The sound of fighting was louder now. Steel on steel. Screaming. Two men held the stairwell, but barely. One bled from a gash on his arm. The other gripped a shield he could barely lift.
“Everyone move!” Jill's voice cut through the chaos. “GO! GO! GO!” Prisoners scrambled for the tunnel. Women and children first, then the men. They disappeared into the narrow hole one by one, crawling toward freedom.
Bash pushed through the crowd back to the stairwell. “I've got this!” he yelled, grabbing the wounded man's shoulder. “Get to the tunnel!” The two men retreated with grateful nods and Bash stepped into the gap.
The stairwell was narrow. Maybe three feet wide. Guards crowded the steps above, packed so tightly they could barely swing their weapons. Shields in front. Spears poking over the top. After that tunnel, this felt almost spacious. He could move. He could breathe. He could hurt people. Bash grinned and waded in.
The first guard died before he knew what hit him. Bash grabbed his shield, ripped it away, and caved the man's skull with the rim. Another got a brass knuckle through his visor, the metal punching through bone and brain. A third tried to retreat, but Bash caught him by the back of the neck and slammed him face-first into the stone steps so hard they cracked.
The only thing stopping him from slaughtering them all were the spears. God, the spears. They jabbed over the shield wall, probing for gaps. Oracle screamed warnings, but there was no room to dodge. All he could do was pick which hits to take.
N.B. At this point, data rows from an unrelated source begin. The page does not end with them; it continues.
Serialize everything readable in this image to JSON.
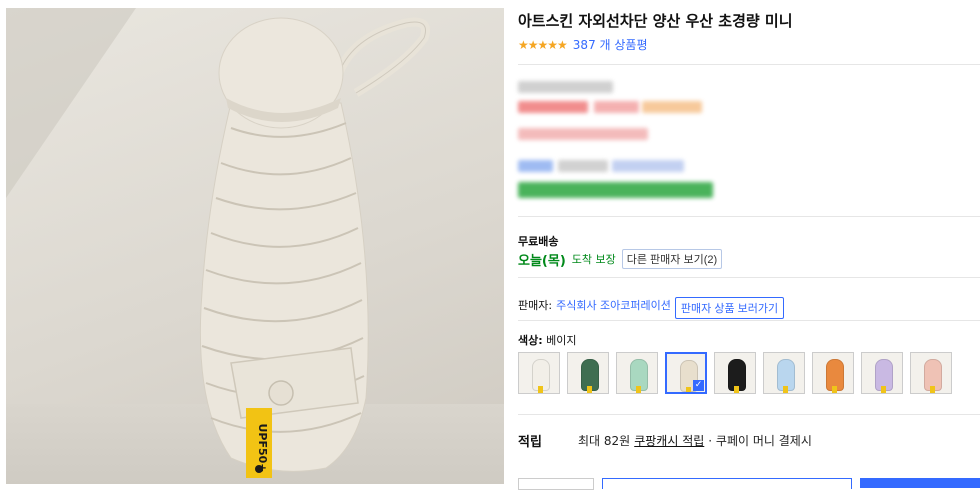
{
  "product": {
    "title": "아트스킨 자외선차단 양산 우산 초경량 미니",
    "stars": "★★★★★",
    "review_count": "387 개 상품평",
    "rating": 4.5
  },
  "shipping": {
    "free_label": "무료배송",
    "arrival_day": "오늘(목)",
    "arrival_guarantee": "도착 보장",
    "other_sellers_button": "다른 판매자 보기(2)"
  },
  "seller": {
    "label": "판매자:",
    "name": "주식회사 조아코퍼레이션",
    "store_button": "판매자 상품 보러가기"
  },
  "color": {
    "label": "색상:",
    "selected": "베이지",
    "options": [
      {
        "color": "#f2efe8"
      },
      {
        "color": "#3f6e51"
      },
      {
        "color": "#a9d8c0"
      },
      {
        "color": "#e8dfcd"
      },
      {
        "color": "#1c1c1c"
      },
      {
        "color": "#b9d6ee"
      },
      {
        "color": "#e9893e"
      },
      {
        "color": "#c9b9e3"
      },
      {
        "color": "#efc2b5"
      }
    ],
    "selected_index": 3
  },
  "reward": {
    "title": "적립",
    "prefix": "최대 82원",
    "link": "쿠팡캐시 적립",
    "suffix": "· 쿠페이 머니 결제시"
  },
  "colors": {
    "accent": "#346aff",
    "green": "#00891a",
    "star": "#f5a623"
  }
}
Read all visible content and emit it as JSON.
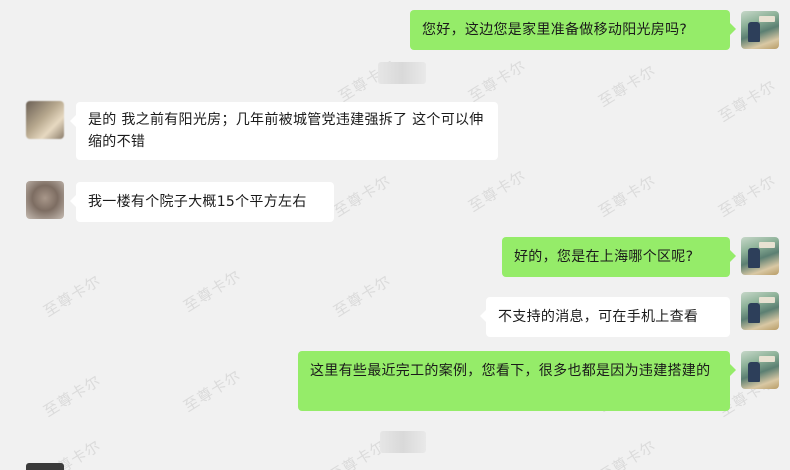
{
  "watermark": "至尊卡尔",
  "messages": [
    {
      "side": "right",
      "text": "您好，这边您是家里准备做移动阳光房吗?"
    },
    {
      "side": "left",
      "text": "是的 我之前有阳光房；几年前被城管党违建强拆了 这个可以伸缩的不错"
    },
    {
      "side": "left",
      "text": "我一楼有个院子大概15个平方左右"
    },
    {
      "side": "right",
      "text": "好的，您是在上海哪个区呢?"
    },
    {
      "side": "right",
      "text": "不支持的消息，可在手机上查看"
    },
    {
      "side": "right",
      "text": "这里有些最近完工的案例，您看下，很多也都是因为违建搭建的"
    }
  ],
  "colors": {
    "background": "#f1f1f1",
    "bubble_self": "#95ec69",
    "bubble_other": "#ffffff"
  }
}
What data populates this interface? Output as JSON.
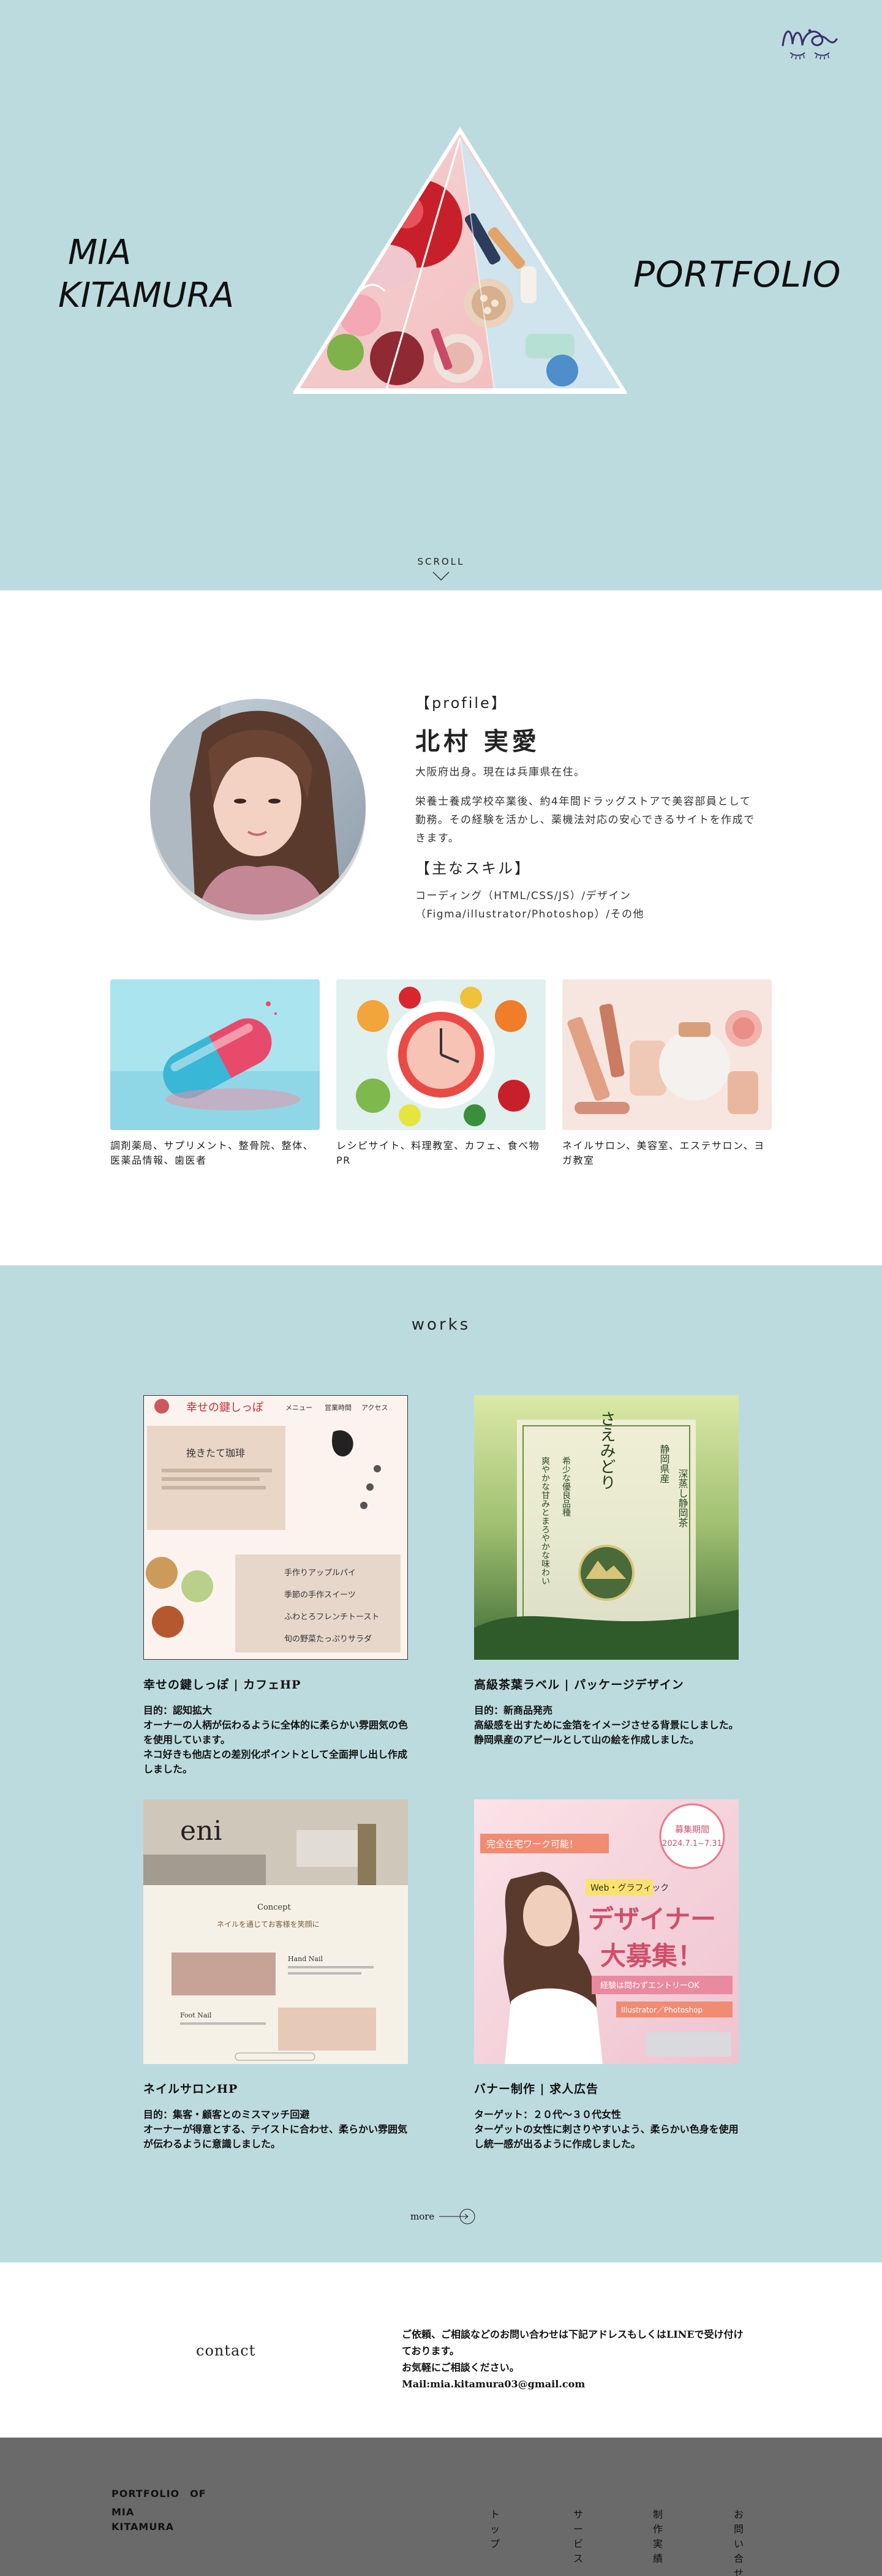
{
  "hero": {
    "name_line1": "MIA",
    "name_line2": "KITAMURA",
    "portfolio": "PORTFOLIO",
    "scroll": "SCROLL",
    "logo_text": "Mia",
    "background": "#bcdbdf"
  },
  "profile": {
    "heading": "【profile】",
    "name": "北村 実愛",
    "text1": "大阪府出身。現在は兵庫県在住。",
    "text2": "栄養士養成学校卒業後、約4年間ドラッグストアで美容部員として勤務。その経験を活かし、薬機法対応の安心できるサイトを作成できます。",
    "skills_heading": "【主なスキル】",
    "skills_text": "コーディング（HTML/CSS/JS）/デザイン（Figma/illustrator/Photoshop）/その他",
    "categories": [
      {
        "label": "調剤薬局、サプリメント、整骨院、整体、医薬品情報、歯医者"
      },
      {
        "label": "レシピサイト、料理教室、カフェ、食べ物PR"
      },
      {
        "label": "ネイルサロン、美容室、エステサロン、ヨガ教室"
      }
    ]
  },
  "works": {
    "title": "works",
    "items": [
      {
        "title": "幸せの鍵しっぽ | カフェHP",
        "desc": [
          "目的：認知拡大",
          "オーナーの人柄が伝わるように全体的に柔らかい雰囲気の色を使用しています。",
          "ネコ好きも他店との差別化ポイントとして全面押し出し作成しました。"
        ],
        "thumb": {
          "shop": "幸せの鍵しっぽ",
          "nav1": "メニュー",
          "nav2": "営業時間",
          "nav3": "アクセス",
          "coffee": "挽きたて珈琲",
          "menu1": "手作りアップルパイ",
          "menu2": "季節の手作スイーツ",
          "menu3": "ふわとろフレンチトースト",
          "menu4": "旬の野菜たっぷりサラダ"
        }
      },
      {
        "title": "高級茶葉ラベル | パッケージデザイン",
        "desc": [
          "目的：新商品発売",
          "高級感を出すために金箔をイメージさせる背景にしました。",
          "静岡県産のアピールとして山の絵を作成しました。"
        ],
        "thumb": {
          "name": "さえみどり",
          "left": "希少な優良品種",
          "left2": "爽やかな甘みとまろやかな味わい",
          "right": "静岡県産",
          "right2": "深蒸し静岡茶"
        }
      },
      {
        "title": "ネイルサロンHP",
        "desc": [
          "目的：集客・顧客とのミスマッチ回避",
          "オーナーが得意とする、テイストに合わせ、柔らかい雰囲気が伝わるように意識しました。"
        ],
        "thumb": {
          "logo": "eni",
          "concept": "Concept",
          "tagline": "ネイルを通じてお客様を笑顔に",
          "hand": "Hand Nail",
          "foot": "Foot Nail"
        }
      },
      {
        "title": "バナー制作 | 求人広告",
        "desc": [
          "ターゲット：２０代〜３０代女性",
          "ターゲットの女性に刺さりやすいよう、柔らかい色身を使用し統一感が出るように作成しました。"
        ],
        "thumb": {
          "badge1": "募集期間",
          "badge2": "2024.7.1~7.31",
          "tag": "完全在宅ワーク可能！",
          "field": "Web・グラフィック",
          "main1": "デザイナー",
          "main2": "大募集！",
          "note": "経験は問わずエントリーOK",
          "tools": "Illustrator／Photoshop"
        }
      }
    ],
    "more": "more"
  },
  "contact": {
    "title": "contact",
    "lines": [
      "ご依頼、ご相談などのお問い合わせは下記アドレスもしくはLINEで受け付けております。",
      "お気軽にご相談ください。",
      "Mail:mia.kitamura03@gmail.com"
    ]
  },
  "footer": {
    "brand1": "PORTFOLIO　OF",
    "brand2": "MIA",
    "brand3": "KITAMURA",
    "nav": [
      "トップ",
      "サービス",
      "制作実績",
      "お問い合せ"
    ]
  }
}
A blade sliced his cheek. An inch right and it would have taken his eye. A spearpoint caught his shoulder, punching through the thin shirt, grinding against bone. Another split his forearm to the bone.
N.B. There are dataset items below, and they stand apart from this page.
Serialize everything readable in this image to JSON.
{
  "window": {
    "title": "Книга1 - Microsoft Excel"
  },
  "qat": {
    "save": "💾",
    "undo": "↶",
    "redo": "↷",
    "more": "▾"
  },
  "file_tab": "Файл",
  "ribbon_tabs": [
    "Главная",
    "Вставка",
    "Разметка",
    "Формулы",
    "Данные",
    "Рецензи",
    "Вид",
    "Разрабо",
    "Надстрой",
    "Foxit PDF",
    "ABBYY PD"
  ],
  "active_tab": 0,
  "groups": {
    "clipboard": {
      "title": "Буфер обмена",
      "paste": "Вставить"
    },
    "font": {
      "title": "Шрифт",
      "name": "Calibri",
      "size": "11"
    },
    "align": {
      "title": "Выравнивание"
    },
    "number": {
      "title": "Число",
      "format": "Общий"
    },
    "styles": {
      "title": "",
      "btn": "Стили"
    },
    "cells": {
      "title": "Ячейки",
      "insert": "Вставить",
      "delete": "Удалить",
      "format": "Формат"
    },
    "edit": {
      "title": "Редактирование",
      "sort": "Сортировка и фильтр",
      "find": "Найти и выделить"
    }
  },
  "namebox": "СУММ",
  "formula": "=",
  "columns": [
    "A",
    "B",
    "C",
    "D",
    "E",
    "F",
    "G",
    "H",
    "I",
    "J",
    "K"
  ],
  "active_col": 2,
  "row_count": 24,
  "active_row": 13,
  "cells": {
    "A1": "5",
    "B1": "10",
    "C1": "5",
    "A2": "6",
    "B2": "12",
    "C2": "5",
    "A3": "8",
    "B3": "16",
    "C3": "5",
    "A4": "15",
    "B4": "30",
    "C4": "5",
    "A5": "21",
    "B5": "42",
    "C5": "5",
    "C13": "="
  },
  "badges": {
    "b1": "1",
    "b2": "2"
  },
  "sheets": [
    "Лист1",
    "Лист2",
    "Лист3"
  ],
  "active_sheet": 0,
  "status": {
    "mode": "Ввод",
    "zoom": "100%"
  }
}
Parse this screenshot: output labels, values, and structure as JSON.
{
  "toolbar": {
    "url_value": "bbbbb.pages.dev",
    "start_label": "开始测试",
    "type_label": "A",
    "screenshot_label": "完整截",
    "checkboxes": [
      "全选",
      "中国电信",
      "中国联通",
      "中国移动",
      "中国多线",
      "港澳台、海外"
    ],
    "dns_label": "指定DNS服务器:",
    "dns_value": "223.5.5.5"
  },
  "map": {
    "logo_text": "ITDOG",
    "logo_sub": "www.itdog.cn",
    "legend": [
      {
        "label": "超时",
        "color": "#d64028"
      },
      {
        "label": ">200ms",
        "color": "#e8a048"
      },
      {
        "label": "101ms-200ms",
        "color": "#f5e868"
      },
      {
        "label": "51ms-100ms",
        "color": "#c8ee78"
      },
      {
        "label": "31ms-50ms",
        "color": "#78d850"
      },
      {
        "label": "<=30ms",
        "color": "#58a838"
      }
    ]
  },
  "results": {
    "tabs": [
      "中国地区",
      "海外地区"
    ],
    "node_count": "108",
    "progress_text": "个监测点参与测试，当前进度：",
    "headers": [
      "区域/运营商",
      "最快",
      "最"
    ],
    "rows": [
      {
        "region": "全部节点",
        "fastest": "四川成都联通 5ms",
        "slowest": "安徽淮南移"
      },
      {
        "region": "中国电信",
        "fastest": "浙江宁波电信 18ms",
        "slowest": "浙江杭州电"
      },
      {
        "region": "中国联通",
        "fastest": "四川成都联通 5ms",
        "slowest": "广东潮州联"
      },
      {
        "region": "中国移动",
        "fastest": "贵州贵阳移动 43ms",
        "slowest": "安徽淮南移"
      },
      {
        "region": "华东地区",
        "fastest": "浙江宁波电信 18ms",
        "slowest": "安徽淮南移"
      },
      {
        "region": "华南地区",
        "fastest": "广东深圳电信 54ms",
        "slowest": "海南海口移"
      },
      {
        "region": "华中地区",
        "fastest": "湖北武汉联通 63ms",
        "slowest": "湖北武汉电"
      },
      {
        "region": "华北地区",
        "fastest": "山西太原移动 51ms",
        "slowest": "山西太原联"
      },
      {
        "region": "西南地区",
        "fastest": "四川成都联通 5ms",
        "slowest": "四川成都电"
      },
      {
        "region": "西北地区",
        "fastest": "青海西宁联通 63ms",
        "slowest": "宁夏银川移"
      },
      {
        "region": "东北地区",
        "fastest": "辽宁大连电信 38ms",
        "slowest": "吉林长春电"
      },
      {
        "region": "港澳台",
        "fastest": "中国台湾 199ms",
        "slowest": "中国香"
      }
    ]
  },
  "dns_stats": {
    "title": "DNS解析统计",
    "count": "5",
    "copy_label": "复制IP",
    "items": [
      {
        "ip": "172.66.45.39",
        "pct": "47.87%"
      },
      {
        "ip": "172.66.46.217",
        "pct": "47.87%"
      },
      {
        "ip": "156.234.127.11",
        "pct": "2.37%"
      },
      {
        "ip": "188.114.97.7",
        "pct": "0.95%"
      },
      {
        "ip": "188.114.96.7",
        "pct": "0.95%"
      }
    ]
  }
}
He started laughing, couldn't help it. The pain, the blood, the absolute insanity of fighting an entire garrison in a stairwell, it was too much. The laughter bubbled up from somewhere dark and wouldn't stop.
Blood ran down his face. Down his arm. Dripping from his fingers onto the stone. The cuts were piling up, each one adding to the fire spreading through his body. But he held the line. Wouldn't give an inch, until Shai screamed in his head.
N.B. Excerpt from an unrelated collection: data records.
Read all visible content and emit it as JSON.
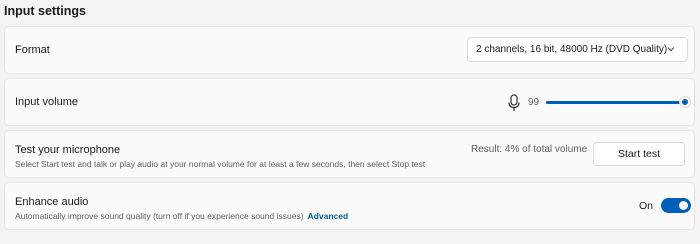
{
  "section": {
    "title": "Input settings"
  },
  "format": {
    "label": "Format",
    "selected": "2 channels, 16 bit, 48000 Hz (DVD Quality)",
    "chevron_icon": "chevron-down-icon"
  },
  "input_volume": {
    "label": "Input volume",
    "mic_icon": "microphone-icon",
    "value_text": "99",
    "value": 99,
    "max": 100
  },
  "test_microphone": {
    "title": "Test your microphone",
    "description": "Select Start test and talk or play audio at your normal volume for at least a few seconds, then select Stop test",
    "result": "Result: 4% of total volume",
    "button_label": "Start test"
  },
  "enhance_audio": {
    "title": "Enhance audio",
    "description": "Automatically improve sound quality (turn off if you experience sound issues)",
    "link_label": "Advanced",
    "state_label": "On",
    "enabled": true
  },
  "colors": {
    "accent": "#005fb8",
    "link": "#005a9e",
    "background": "#f3f3f3",
    "card": "#fbfbfb"
  }
}
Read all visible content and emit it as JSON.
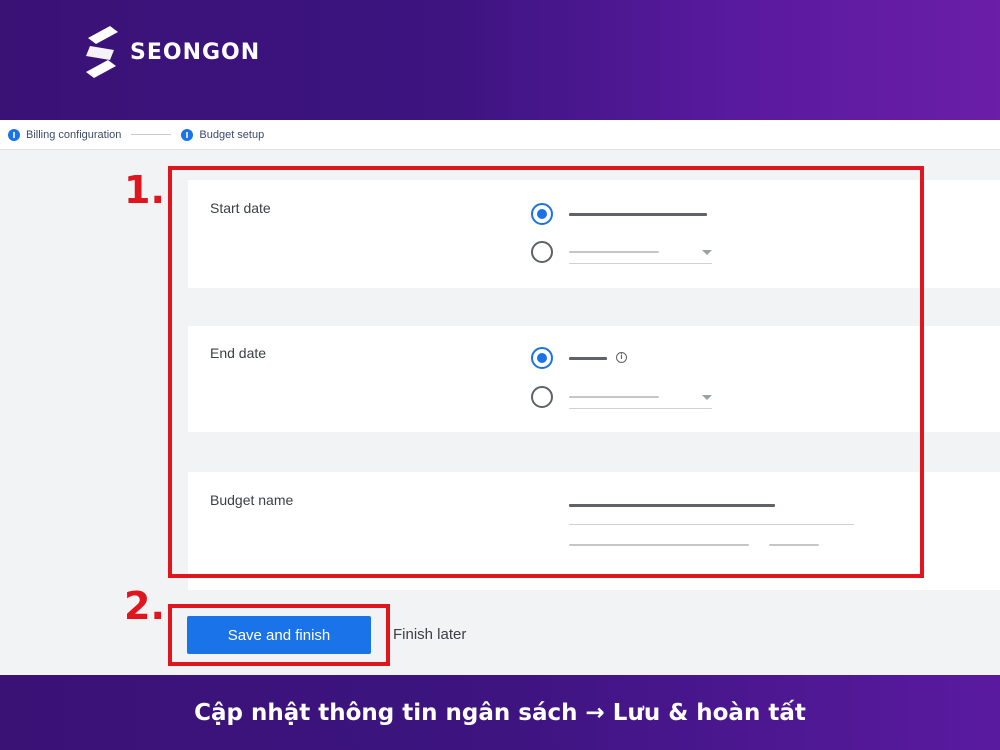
{
  "brand": {
    "name": "SEONGON",
    "icon": "seongon-logo-icon"
  },
  "stepper": {
    "steps": [
      {
        "label": "Billing configuration",
        "icon": "step-info-icon"
      },
      {
        "label": "Budget setup",
        "icon": "step-info-icon"
      }
    ]
  },
  "form": {
    "start_date": {
      "label": "Start date"
    },
    "end_date": {
      "label": "End date",
      "info_icon": "info-icon"
    },
    "budget_name": {
      "label": "Budget name"
    }
  },
  "actions": {
    "save_label": "Save and finish",
    "later_label": "Finish later"
  },
  "annotations": {
    "step1": "1.",
    "step2": "2."
  },
  "caption": "Cập nhật thông tin ngân sách → Lưu & hoàn tất",
  "colors": {
    "highlight": "#e0161e",
    "primary": "#1a73e8",
    "banner": "#3d1480"
  }
}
> “They're all through, Bash! Retreat! GO!”
He smiled. Blood on his teeth. “Not yet.” Surging forward, he abandoned defense entirely. The guards weren't expecting it. Bash grabbed the nearest one by the jaw and ripped. Bone cracked. Flesh tore. The man's scream turned into a wet gurgle.
Bash tore through the front rank, grabbed the spearman who'd been carving him up and dragged him back down the stairwell, slamming his head into the stone wall once, twice, three times until there was nothing left but pulp and hair.
Picking up the body, he charged it with psionic energy, pushing until the flesh began to smoke. And hurled it up the stairwell. The energized corpse hit another group of guards and exploded into gory shrapnel. Screams echoed from above.
Turning, Bash ran, diving headfirst into the tunnel crawling as fast as his bleeding arms could carry him. Stone scraped his back raw, and dirt filled his mouth, but ahead, he could see light. Faint. Flickering. Growing brighter. He burst out the other end and collapsed onto cold stone, gasping.
Jill was there. Waiting. “Come with me.” She grabbed his arm and pulled him upright. “We need to leave. Now.”